Social Security Basics

Cutting through all the noise and posturing, there are two essential reasons why Social Security has to be reformed to something better. Those reasons are, the present plan is both unethical and non-functional.

The present Social Security plan is unethical on two facts; people pay in different amounts to the proportion they receive, and the present plan requires people to pay for other people’s benefits.

The analogy is often made, that people now are paying for their parents’ receipts, but that is not true. First, the amounts coming from people whose parents are receiving benefits do not match the benefits being paid, but also there is no earmarking of funds; statistically, money paid into a fund goes to people you are almost certain to have no connection with, whatsoever.

Second, Social Security cannot operate as it is presently designed and legislated. For any career-length period of time since the beginning of Social Security, Social Security benefits growth has always been significantly slower and smaller than the Dow Jones average growth for the same period, meaning that a simple Index Fund account beats Social Security in every historical example. Conversely, that also means that for any known career-length historical period since the creation of Social Security, payments from Social Security have not been able to match the growth of American business, as represented by the Dow Jones Average.

Further, it is mathematically impossible for any fund to function in an environment where the contributing population is steadily declining, the beneficiary population is steadily increasing, or both factors exist, as is the case now.

Republicans have had trouble selling the need for Social Security reform, because of serious questions about the transition and the nature of the reformed program. Democrats, however, have gained no traction, because they refuse to admit or address the critical (and now obvious) flaws in the current Social Security program.

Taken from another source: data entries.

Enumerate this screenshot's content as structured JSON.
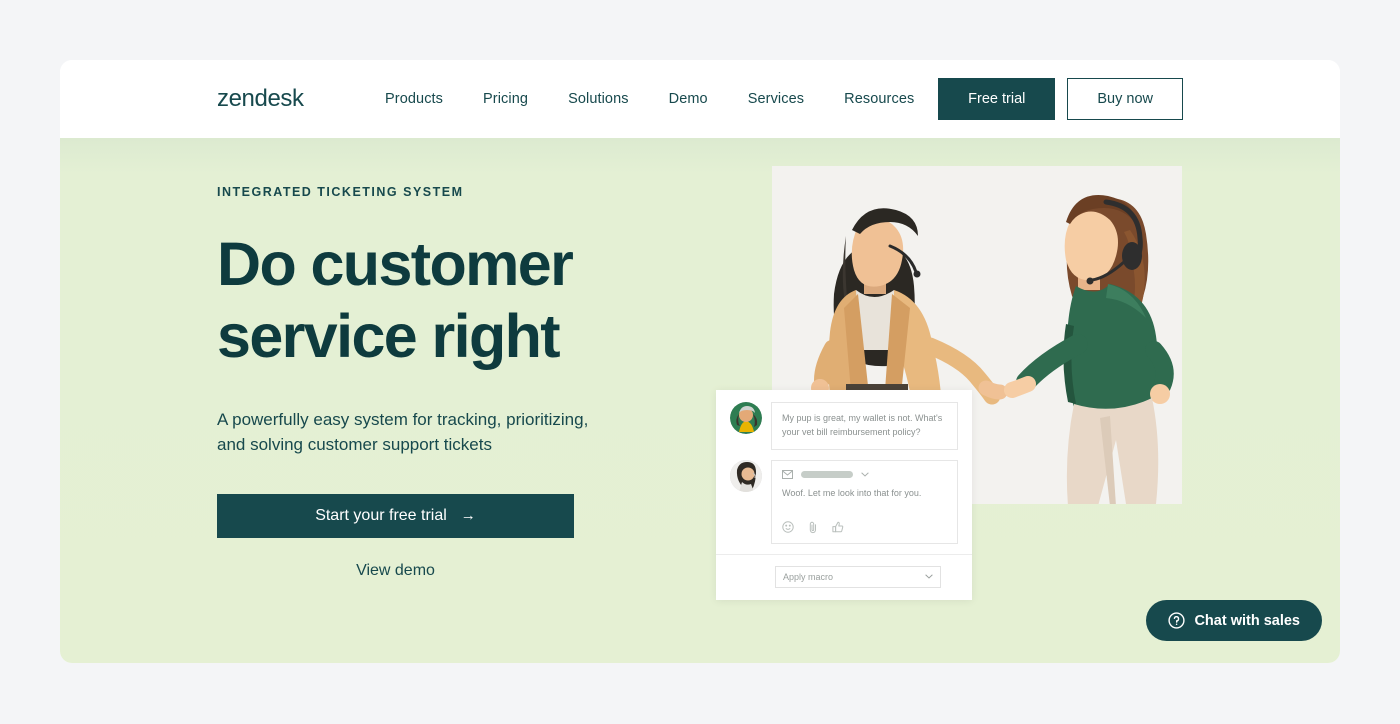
{
  "brand": {
    "logo_text": "zendesk",
    "accent_dark": "#17494d",
    "hero_bg": "#e5f0d3",
    "page_bg": "#f4f5f7"
  },
  "nav": {
    "links": [
      {
        "label": "Products"
      },
      {
        "label": "Pricing"
      },
      {
        "label": "Solutions"
      },
      {
        "label": "Demo"
      },
      {
        "label": "Services"
      },
      {
        "label": "Resources"
      }
    ],
    "free_trial_label": "Free trial",
    "buy_now_label": "Buy now"
  },
  "hero": {
    "eyebrow": "INTEGRATED TICKETING SYSTEM",
    "title_line1": "Do customer",
    "title_line2": "service right",
    "subtitle": "A powerfully easy system for tracking, prioritizing, and solving customer support tickets",
    "cta_primary": "Start your free trial",
    "cta_primary_arrow": "→",
    "cta_secondary": "View demo",
    "photo_alt": "two-agents-relay-baton-photo"
  },
  "chat_widget": {
    "messages": [
      {
        "author": "customer",
        "avatar": "customer-avatar",
        "text": "My pup is great, my wallet is not. What's your vet bill reimbursement policy?"
      },
      {
        "author": "agent",
        "avatar": "agent-avatar",
        "channel_icon": "envelope-icon",
        "channel_value_redacted": true,
        "text": "Woof. Let me look into that for you.",
        "actions": [
          "emoji-icon",
          "attachment-icon",
          "thumbs-up-icon"
        ]
      }
    ],
    "macro_placeholder": "Apply macro",
    "macro_chevron": "chevron-down-icon"
  },
  "chat_sales": {
    "label": "Chat with sales",
    "icon": "question-mark-circle-icon"
  }
}
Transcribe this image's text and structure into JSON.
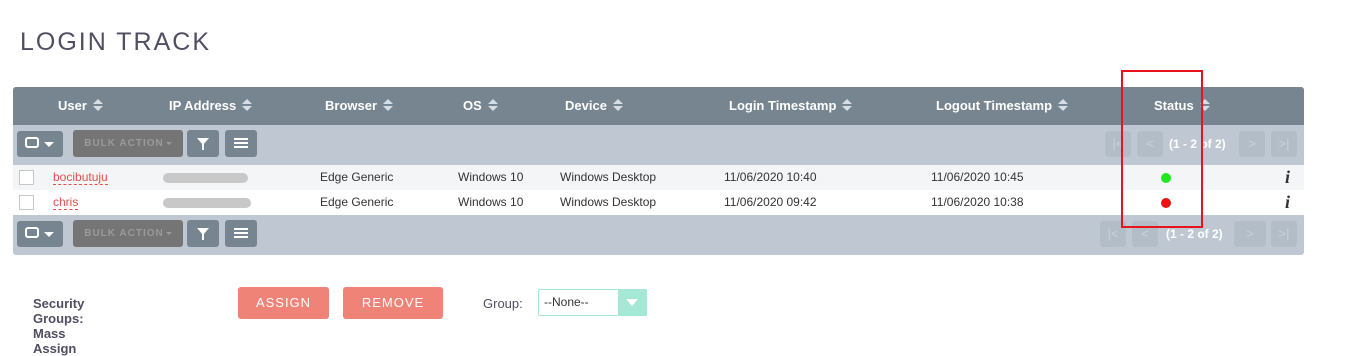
{
  "page": {
    "title": "LOGIN TRACK"
  },
  "table": {
    "columns": [
      {
        "label": "User"
      },
      {
        "label": "IP Address"
      },
      {
        "label": "Browser"
      },
      {
        "label": "OS"
      },
      {
        "label": "Device"
      },
      {
        "label": "Login Timestamp"
      },
      {
        "label": "Logout Timestamp"
      },
      {
        "label": "Status"
      }
    ],
    "toolbar": {
      "bulk_action_label": "BULK ACTION",
      "pagination_text": "(1 - 2 of 2)",
      "first_icon": "first-page-icon",
      "prev_icon": "prev-page-icon",
      "next_icon": "next-page-icon",
      "last_icon": "last-page-icon"
    },
    "rows": [
      {
        "user": "bocibutuju",
        "ip_address": "",
        "browser": "Edge Generic",
        "os": "Windows 10",
        "device": "Windows Desktop",
        "login_timestamp": "11/06/2020 10:40",
        "logout_timestamp": "11/06/2020 10:45",
        "status_color": "#1ee81e",
        "info_label": "i"
      },
      {
        "user": "chris",
        "ip_address": "",
        "browser": "Edge Generic",
        "os": "Windows 10",
        "device": "Windows Desktop",
        "login_timestamp": "11/06/2020 09:42",
        "logout_timestamp": "11/06/2020 10:38",
        "status_color": "#ee1111",
        "info_label": "i"
      }
    ]
  },
  "mass_assign": {
    "label": "Security Groups: Mass Assign",
    "assign_label": "ASSIGN",
    "remove_label": "REMOVE",
    "group_label": "Group:",
    "group_value": "--None--"
  },
  "colors": {
    "header_bg": "#778591",
    "toolbar_bg": "#bfc8d2",
    "accent": "#f08377",
    "link": "#e2504c",
    "highlight": "#e8141c"
  }
}
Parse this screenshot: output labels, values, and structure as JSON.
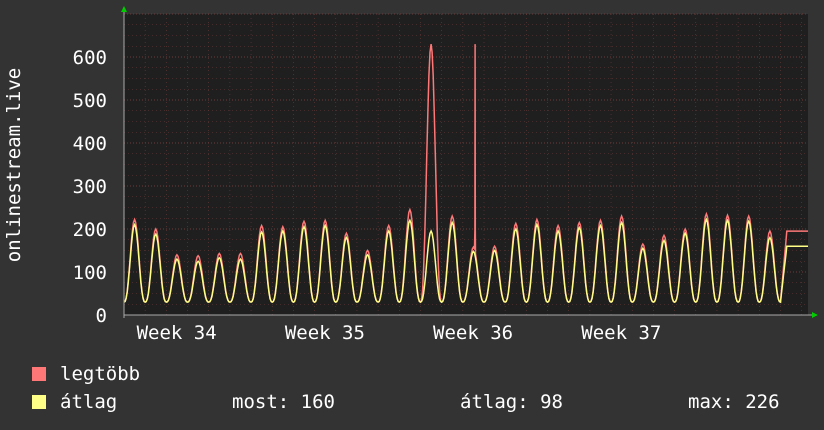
{
  "colors": {
    "background": "#333333",
    "plot_background": "#1f1f1f",
    "grid": "#6b3b3b",
    "axis": "#aaaaaa",
    "arrow": "#00cc00",
    "max_series": "#ff7777",
    "avg_series": "#ffff88"
  },
  "legend": {
    "max_label": "legtöbb",
    "avg_label": "átlag",
    "current": "most: 160",
    "average": "átlag: 98",
    "maximum": "max: 226"
  },
  "chart_data": {
    "type": "line",
    "ylabel": "onlinestream.live",
    "ylim": [
      0,
      700
    ],
    "yticks": [
      0,
      100,
      200,
      300,
      400,
      500,
      600
    ],
    "xlim": [
      0,
      32.3
    ],
    "xticks": [
      {
        "pos": 0.5,
        "label": "Week 34"
      },
      {
        "pos": 7.5,
        "label": "Week 35"
      },
      {
        "pos": 14.5,
        "label": "Week 36"
      },
      {
        "pos": 21.5,
        "label": "Week 37"
      }
    ],
    "grid": true,
    "series": [
      {
        "name": "legtöbb",
        "peaks": [
          222,
          200,
          140,
          138,
          143,
          143,
          208,
          205,
          218,
          220,
          190,
          150,
          208,
          245,
          630,
          230,
          158,
          160,
          213,
          222,
          208,
          215,
          220,
          230,
          165,
          185,
          200,
          235,
          232,
          230,
          195
        ],
        "spike": {
          "x": 16.58,
          "value": 630
        },
        "last": 195
      },
      {
        "name": "átlag",
        "peaks": [
          210,
          188,
          130,
          125,
          133,
          130,
          193,
          195,
          205,
          208,
          180,
          140,
          195,
          220,
          195,
          215,
          148,
          150,
          200,
          210,
          195,
          203,
          208,
          215,
          155,
          173,
          190,
          222,
          220,
          218,
          180
        ],
        "last": 160
      }
    ]
  }
}
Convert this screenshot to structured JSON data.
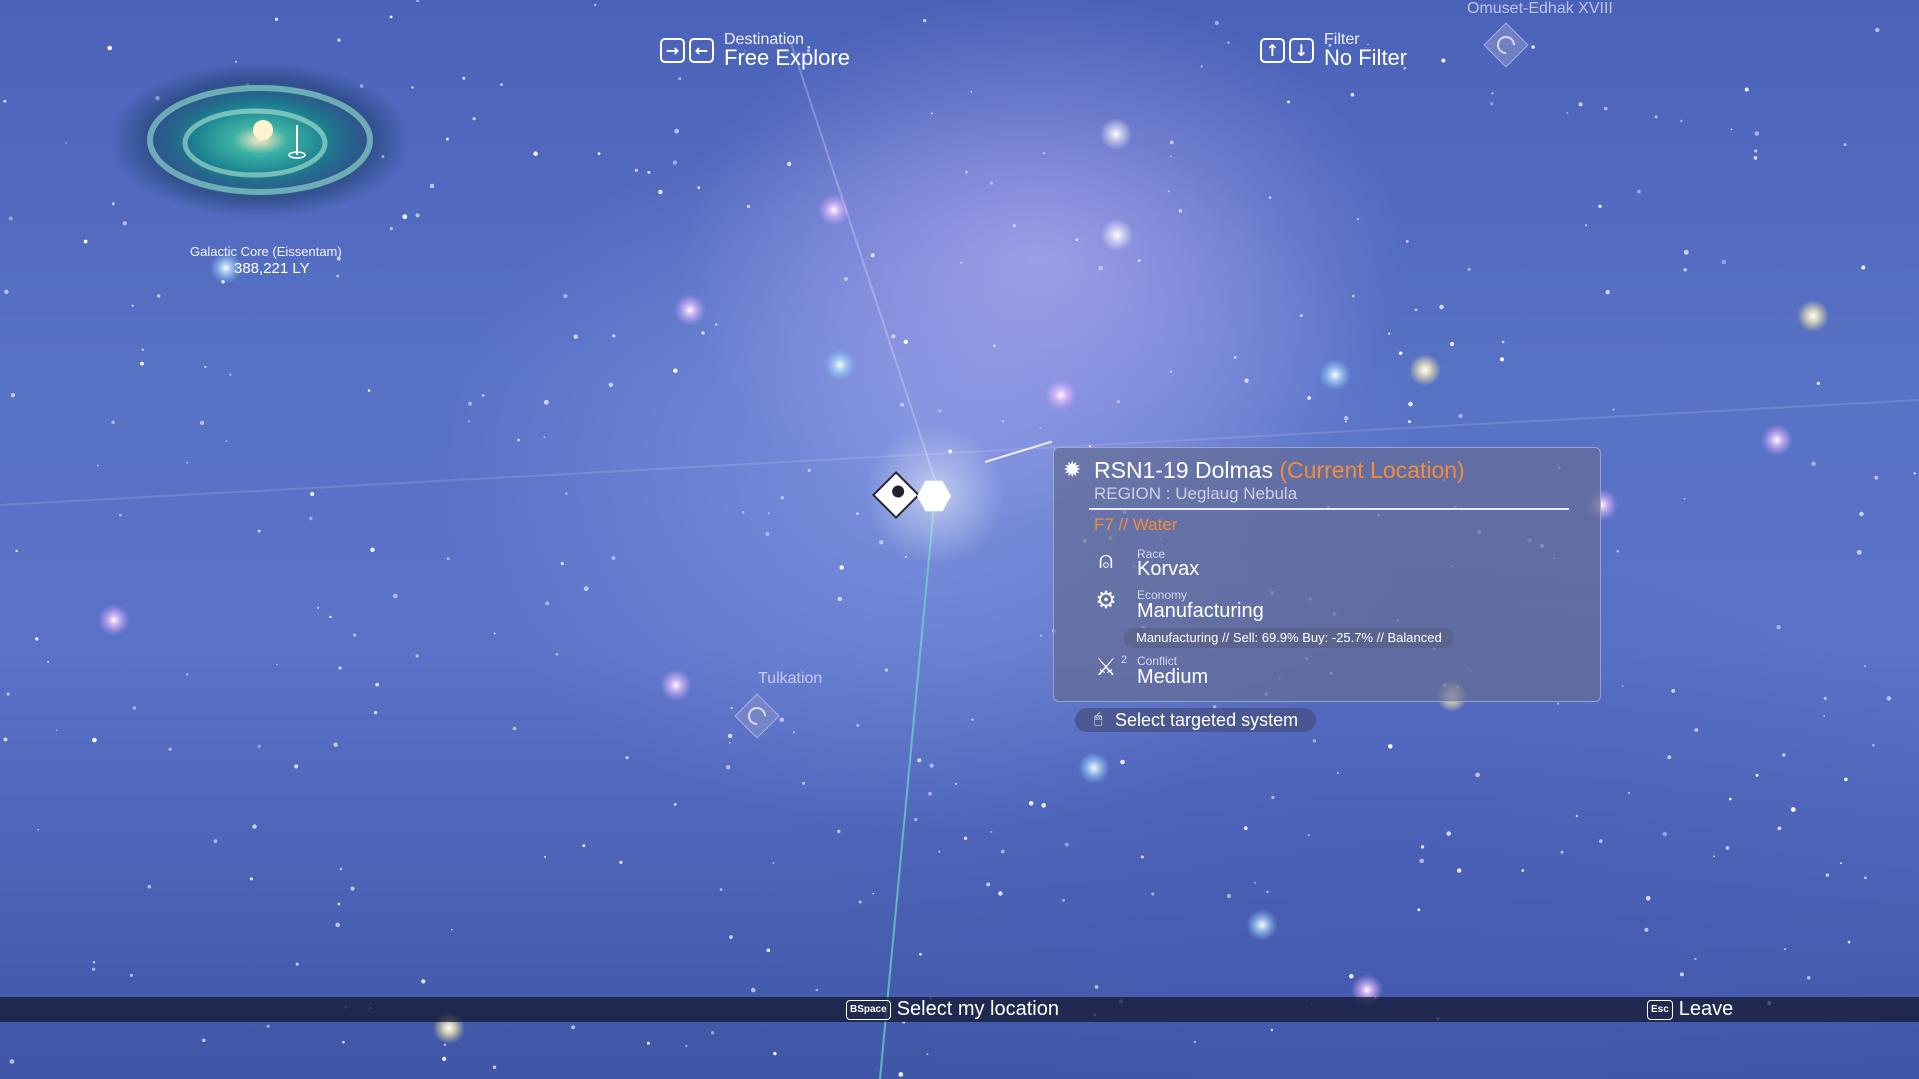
{
  "hud": {
    "destination": {
      "label": "Destination",
      "value": "Free Explore",
      "key_left": "→",
      "key_right": "←"
    },
    "filter": {
      "label": "Filter",
      "value": "No Filter",
      "key_up": "↑",
      "key_down": "↓"
    }
  },
  "galactic_core": {
    "name": "Galactic Core (Eissentam)",
    "distance": "388,221 LY"
  },
  "systems": {
    "north": "Omuset-Edhak XVIII",
    "nearby": "Tulkation"
  },
  "system_panel": {
    "name": "RSN1-19 Dolmas ",
    "current_location": "(Current Location)",
    "region": "REGION : Ueglaug Nebula",
    "classification": "F7 // Water",
    "race": {
      "label": "Race",
      "value": "Korvax"
    },
    "economy": {
      "label": "Economy",
      "value": "Manufacturing",
      "detail": "Manufacturing // Sell: 69.9% Buy: -25.7% // Balanced"
    },
    "conflict": {
      "label": "Conflict",
      "value": "Medium",
      "level": "2"
    }
  },
  "actions": {
    "select_targeted": "Select targeted system",
    "select_location": {
      "key": "BSpace",
      "label": "Select my location"
    },
    "leave": {
      "key": "Esc",
      "label": "Leave"
    }
  },
  "colors": {
    "accent_orange": "#f58b3b",
    "panel": "#646c96"
  }
}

There are, basically, five options available to the U.S. Government:

1 - Ignore the problem - Insane as it sounds, this is the Democrats’ position. This course can lead only to an eventual crisis, or the outright collapse of the Social Security program.

2 - “Fix” Social Security, but leave it basically as it is - such tricks as rasing the age for benefits and restrciting conditions, increasing the payroll cap for Social Security taxes, and so on, can keep the program alive a while longer, but cannot correct the fundamental flaws in the existing program. It will also anger the voters when it becomes obvious the problem only becomes worse through delays.

3 - Abandon SSA for PSA’s - This is a non-starter, for the obvious reason that it would hit upcoming retirees hard, denying them the chance to build up investments, but also denying them any financial consideration for the taxes they have paid up to this point, on the promise that they would be receiving a stipend. Abandoning SSA completely at this time would be political suicide for anyone.

4 - Phase an all-SSA program to an all-PSA program - While this would avoid the pitfalls of option 3, it would essentially disallow any real choice, which would have serious political fallout.

5 - Phase from all-SSA to a program offering at least 3 choices, with a transition treating the options equally - This is basically the option proposed by President Bush, which is not only the option offering the most choice, but also the most overall stability and responsiveness to the taxpayers.

The details are going to take shape over the year, but the plan must not be allowed to be ignored, or be overcome by the desire politicians have to make a boondoggle wherever money is involved. The three salient points to keep in mind are these:

1. The money you are paying into Social Security right now, you will never see again. It is being spent in the same way, that tax money is always spent.

2. Anything you receive from the government, was paid for by someone else. Equity does not exist in any present government economic plan.

3. Change is the historical norm. People forget too often, that Government programs are meant to solve only limited problems, and no project was meant to be permanent. Interstate tariffs and poll taxes don’t exist anymore, and there was a time when there was no FDIC, no SEC, no Income Tax, and of course there was a time when there was no Social Security. The time to change how tax money is spent is long overdue, especially in the face of the facts.